Plastic surgeon Dr. Bohdan Pomahac, far right, refers to a graphic during a news conference at Brigham and Women’s Hospital in Boston Monday, March 21, 2011. More than 30 physicians, nurses, anesthesiologists and residents worked for more than 15 hours to replace the nose, lips, facial skin, and muscles of facial animation and nerves of Dallas Wiens, disfigured in an electrical accident in 2008. – AP Photo

BOSTON: A 25-year-old Texas man has received the first full face transplant done in the United States, Boston’s Brigham and Women’s Hospital said on Monday.

More than 30 physicians, nurses, anesthesiologists and residents worked for more than 15 hours to replace the nose, lips, facial skin, muscles of facial animation and nerves of Dallas Wiens, disfigured in an electrical accident in 2008.

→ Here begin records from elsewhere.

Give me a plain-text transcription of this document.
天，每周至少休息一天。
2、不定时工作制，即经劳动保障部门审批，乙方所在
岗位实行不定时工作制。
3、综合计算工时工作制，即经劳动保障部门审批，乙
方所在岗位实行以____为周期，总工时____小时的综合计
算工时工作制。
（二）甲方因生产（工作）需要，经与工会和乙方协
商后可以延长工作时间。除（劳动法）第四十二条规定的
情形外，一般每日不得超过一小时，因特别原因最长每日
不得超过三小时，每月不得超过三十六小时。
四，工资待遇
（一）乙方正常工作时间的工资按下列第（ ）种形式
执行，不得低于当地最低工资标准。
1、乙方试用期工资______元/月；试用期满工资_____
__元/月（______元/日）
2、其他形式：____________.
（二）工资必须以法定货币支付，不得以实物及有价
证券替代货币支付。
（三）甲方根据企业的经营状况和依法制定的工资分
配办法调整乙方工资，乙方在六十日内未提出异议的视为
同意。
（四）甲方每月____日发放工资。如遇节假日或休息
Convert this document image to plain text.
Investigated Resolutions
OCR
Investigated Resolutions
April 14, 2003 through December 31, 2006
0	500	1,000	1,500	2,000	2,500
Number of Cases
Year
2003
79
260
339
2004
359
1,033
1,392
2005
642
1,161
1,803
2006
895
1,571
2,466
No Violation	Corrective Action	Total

“The pioneering achievement accomplished by the entire transplant team is a gift made possible by the most selfless act one human being can do for another, organ donation,” said hospital president Betsy Nable.

The hospital did not release the name of the donor.

The surgery was performed last week on Wiens, who had virtually all his facial features burned off by contact with a high-voltage wire. It was the second face transplant procedure done at Brigham and Women’s, a teaching affiliate of Harvard Medical School.

Wiens remains in the hospital but has woken up fully, has chatted on the phone with family and is walking, doctors said of his progress.

They expect him to be eating soon with the next major milestone being his return home to Texas. Wiens is expected to regain most of the sensation of his forehead and cheek on the right side, but less so on the left part of the cheek and forehead where damage was more severe, surgeons said.

“He is determined to get well and move on with his life and to make something of his life,” said Wiens’ grandfather Del Peterson, adding that Wiens intends to become an advocate for facial donations.

The surgical team was not able to restore his vision.

Wiens’ appearance post-surgery will not look like the donor, but will also not look like himself, doctors said.

Two additional patients are on the hospital’s waiting list for face transplant surgeries, doctors said, including Charla Nash, the Connecticut woman mauled by a chimpanzee in 2009.

The first partial face transplant surgery conducted in the United States was performed at the Cleveland Clinic in December 2008. In that 22-hour procedure, doctors transplanted 80 percent of the face of Connie Culp, who lost most of the midsection of her face to a gunshot in 2004.

The world’s first successful partial face transplant was performed in France in 2005, according to government health records. The first full face transplant was done in Spain in 2010.